Marek Fuchs, the Business Press Maven for TheStreet.com, writes Saturday that the recent actions by billionaire Mark Cuban to short a stock before publication of an article about the company on the business journalism web site ShareSleuth.com doesn’t bother him as much as it has bothered other critics.
“Though The Business Press Maven has never written about a stock he owned (and would disclose if he did — fight authority and it always wins), I am not comforted by the fact that it is considered a conflict of interest in most circumstances for a writer to own a stock he writes about.
“In short, nothing convinces me of conviction more than ownership (or, in Cuban’s case with shorting, borrower-ship.) The conventional knock on a journalist owning a stock they write about is that they won’t be as fair and open-minded about the stock’s faults. But to be a good stock trader, one has to be unemotional, open to a company’s potential faults. Why can’t the traits co-exist? The key, of course, is that the writer does not turn publication into an opportunity to dump the stock — but if he is open about what he has bought and sold, and when and if authorities incarcerate those who lie, it seems that the reader would gain.
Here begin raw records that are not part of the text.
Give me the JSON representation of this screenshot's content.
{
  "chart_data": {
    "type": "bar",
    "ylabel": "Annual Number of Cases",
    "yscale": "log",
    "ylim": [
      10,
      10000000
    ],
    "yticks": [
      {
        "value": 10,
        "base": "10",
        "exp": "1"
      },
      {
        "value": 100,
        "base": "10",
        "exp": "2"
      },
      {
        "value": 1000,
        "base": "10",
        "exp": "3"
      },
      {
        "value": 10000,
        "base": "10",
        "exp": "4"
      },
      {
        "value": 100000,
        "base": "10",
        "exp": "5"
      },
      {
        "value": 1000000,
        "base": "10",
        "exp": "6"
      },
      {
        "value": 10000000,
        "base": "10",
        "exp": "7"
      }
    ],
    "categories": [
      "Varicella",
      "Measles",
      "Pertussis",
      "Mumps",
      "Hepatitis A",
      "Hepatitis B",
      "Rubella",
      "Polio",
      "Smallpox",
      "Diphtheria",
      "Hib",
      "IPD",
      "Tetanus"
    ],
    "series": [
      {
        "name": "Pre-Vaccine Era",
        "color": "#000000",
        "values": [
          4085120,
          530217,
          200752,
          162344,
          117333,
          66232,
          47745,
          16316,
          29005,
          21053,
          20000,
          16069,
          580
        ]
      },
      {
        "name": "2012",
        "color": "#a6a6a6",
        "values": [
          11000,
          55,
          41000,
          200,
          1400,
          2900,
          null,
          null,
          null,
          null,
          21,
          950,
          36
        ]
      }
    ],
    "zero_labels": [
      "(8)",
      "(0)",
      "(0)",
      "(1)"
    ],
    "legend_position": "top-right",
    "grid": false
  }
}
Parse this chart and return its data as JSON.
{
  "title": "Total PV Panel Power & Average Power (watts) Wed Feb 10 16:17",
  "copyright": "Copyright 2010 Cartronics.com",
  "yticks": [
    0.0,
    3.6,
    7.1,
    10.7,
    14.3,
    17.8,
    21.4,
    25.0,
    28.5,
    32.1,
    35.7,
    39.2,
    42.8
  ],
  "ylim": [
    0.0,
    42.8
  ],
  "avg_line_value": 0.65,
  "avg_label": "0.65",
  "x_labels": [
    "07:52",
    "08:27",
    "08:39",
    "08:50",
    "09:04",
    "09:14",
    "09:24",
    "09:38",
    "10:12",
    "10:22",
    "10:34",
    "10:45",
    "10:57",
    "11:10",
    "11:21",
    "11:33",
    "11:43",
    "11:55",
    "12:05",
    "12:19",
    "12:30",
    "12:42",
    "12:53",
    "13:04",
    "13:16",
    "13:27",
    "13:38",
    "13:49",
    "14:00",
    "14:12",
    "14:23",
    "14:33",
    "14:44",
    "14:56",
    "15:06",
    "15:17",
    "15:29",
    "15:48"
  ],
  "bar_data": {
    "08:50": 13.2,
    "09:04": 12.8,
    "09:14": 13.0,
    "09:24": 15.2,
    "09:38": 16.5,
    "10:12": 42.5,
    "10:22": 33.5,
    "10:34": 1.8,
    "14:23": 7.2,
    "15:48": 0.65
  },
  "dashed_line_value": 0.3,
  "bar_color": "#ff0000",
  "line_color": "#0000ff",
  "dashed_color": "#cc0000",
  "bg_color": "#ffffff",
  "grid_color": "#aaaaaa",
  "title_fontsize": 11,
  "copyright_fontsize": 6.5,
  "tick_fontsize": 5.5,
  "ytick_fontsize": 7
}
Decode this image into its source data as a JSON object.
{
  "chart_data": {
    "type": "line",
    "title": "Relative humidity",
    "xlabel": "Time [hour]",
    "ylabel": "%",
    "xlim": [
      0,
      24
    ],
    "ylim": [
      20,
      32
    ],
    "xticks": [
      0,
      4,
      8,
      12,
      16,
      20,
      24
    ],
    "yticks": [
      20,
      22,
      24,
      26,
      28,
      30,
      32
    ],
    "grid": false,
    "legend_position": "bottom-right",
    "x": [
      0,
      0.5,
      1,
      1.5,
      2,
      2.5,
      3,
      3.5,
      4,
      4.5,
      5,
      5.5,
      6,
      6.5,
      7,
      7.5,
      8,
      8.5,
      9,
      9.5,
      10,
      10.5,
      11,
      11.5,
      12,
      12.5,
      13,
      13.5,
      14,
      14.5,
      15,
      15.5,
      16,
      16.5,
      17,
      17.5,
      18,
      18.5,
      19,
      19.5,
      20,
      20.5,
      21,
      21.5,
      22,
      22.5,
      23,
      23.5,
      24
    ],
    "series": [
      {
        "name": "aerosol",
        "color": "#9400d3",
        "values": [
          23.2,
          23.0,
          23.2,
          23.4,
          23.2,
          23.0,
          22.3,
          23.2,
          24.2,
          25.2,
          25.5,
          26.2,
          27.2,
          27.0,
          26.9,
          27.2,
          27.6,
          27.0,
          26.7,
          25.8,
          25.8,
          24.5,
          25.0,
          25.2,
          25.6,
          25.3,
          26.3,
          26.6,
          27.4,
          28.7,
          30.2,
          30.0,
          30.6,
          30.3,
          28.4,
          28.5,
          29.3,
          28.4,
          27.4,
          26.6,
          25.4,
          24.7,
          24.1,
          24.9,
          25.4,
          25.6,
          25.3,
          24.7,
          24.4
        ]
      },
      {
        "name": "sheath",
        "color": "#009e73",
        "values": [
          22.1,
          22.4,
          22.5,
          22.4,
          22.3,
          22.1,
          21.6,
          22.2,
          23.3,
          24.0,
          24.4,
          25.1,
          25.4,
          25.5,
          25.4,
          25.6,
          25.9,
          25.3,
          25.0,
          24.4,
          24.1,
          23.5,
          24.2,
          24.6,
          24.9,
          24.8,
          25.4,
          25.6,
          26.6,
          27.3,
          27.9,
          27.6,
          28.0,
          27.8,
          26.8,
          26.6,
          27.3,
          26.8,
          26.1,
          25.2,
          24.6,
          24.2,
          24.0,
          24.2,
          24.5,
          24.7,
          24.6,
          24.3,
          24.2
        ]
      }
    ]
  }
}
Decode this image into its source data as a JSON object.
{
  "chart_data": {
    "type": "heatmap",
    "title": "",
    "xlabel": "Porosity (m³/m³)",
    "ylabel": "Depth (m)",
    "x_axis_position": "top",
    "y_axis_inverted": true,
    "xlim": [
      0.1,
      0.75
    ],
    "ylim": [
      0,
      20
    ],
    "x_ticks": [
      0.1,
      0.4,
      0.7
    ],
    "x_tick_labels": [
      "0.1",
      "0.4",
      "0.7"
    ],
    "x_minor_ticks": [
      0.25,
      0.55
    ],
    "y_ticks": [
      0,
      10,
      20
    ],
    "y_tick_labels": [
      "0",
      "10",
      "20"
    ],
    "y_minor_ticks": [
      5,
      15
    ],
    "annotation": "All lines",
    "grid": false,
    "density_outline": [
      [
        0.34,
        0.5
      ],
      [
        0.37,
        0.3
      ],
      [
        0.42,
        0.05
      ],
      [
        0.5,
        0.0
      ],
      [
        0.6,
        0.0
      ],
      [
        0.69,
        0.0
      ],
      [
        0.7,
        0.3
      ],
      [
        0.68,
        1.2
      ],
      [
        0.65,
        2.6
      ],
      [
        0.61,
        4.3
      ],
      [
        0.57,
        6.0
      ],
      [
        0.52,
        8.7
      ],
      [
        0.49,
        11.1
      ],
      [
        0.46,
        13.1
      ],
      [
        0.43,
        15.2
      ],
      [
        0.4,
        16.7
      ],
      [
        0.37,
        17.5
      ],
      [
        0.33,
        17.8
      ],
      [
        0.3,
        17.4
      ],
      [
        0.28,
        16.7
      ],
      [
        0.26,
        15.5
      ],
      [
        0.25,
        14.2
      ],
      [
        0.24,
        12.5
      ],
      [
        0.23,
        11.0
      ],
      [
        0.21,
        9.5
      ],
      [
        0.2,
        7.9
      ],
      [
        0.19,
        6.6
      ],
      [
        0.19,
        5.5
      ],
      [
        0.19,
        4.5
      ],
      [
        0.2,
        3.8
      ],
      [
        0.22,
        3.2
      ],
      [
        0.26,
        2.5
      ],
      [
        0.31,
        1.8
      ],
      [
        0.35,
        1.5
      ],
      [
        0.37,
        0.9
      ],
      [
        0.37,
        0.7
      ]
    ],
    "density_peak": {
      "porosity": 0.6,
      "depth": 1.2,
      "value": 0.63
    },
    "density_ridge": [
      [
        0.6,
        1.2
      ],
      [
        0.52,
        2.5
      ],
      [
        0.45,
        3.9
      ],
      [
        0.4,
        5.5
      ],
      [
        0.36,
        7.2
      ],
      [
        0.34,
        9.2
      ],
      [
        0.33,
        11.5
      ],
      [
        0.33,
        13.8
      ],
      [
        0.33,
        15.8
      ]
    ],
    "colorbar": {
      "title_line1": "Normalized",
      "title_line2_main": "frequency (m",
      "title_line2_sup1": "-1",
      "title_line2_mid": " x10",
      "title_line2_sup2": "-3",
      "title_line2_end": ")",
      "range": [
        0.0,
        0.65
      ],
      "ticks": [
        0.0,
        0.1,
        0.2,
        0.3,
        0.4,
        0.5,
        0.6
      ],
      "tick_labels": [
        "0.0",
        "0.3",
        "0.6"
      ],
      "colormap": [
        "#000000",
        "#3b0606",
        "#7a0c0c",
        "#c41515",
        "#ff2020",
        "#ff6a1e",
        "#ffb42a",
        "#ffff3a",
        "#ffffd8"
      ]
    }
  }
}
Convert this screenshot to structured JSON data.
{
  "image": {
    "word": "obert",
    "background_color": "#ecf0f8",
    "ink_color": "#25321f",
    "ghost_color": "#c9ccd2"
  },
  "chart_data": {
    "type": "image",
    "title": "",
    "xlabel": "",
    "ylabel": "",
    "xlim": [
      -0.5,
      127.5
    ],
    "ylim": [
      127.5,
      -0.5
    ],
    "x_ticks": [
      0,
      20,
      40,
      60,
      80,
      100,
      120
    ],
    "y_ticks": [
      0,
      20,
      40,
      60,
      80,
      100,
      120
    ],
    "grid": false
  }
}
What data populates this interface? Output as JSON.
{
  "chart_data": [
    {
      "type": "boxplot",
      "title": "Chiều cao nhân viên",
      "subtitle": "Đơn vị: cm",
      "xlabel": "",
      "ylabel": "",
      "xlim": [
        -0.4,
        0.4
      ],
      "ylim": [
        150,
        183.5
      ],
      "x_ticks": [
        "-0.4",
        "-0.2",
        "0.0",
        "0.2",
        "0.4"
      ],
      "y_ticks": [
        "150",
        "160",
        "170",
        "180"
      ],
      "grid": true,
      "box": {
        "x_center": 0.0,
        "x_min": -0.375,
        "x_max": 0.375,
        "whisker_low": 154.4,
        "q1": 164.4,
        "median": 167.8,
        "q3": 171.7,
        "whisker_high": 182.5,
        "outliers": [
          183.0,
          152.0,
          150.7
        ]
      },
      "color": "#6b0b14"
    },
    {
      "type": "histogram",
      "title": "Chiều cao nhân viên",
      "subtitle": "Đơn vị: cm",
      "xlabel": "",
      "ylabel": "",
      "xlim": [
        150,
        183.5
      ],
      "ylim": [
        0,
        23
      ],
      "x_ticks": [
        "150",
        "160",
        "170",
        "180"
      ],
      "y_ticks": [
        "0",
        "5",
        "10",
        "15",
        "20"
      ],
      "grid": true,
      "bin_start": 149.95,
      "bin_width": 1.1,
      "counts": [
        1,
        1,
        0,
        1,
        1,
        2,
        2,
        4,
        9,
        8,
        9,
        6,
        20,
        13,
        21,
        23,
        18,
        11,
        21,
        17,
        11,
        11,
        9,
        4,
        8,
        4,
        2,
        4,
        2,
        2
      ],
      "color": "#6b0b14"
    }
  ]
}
“Having worked on both Wall Street and in journalism, the biggest fault I see in journalism is that they have no real-world experience with Wall Street. This is only compounded in giving journalists, effectively — an out. Not only do you not have to put your convictions to the true test, we won’t let you. Instead, they round up quotes from people who have biases anyway.
“By the way: I have never been short Xethanol — but boy do I wish I had been.”
Read more here.
By the way, to all of the people who have e-mailed (all three of you) to ask my opinion about ShareSleuth and Cuban, I have given my opinion to a business journalist currently working on a story about the issue and will post those comments when that story is published.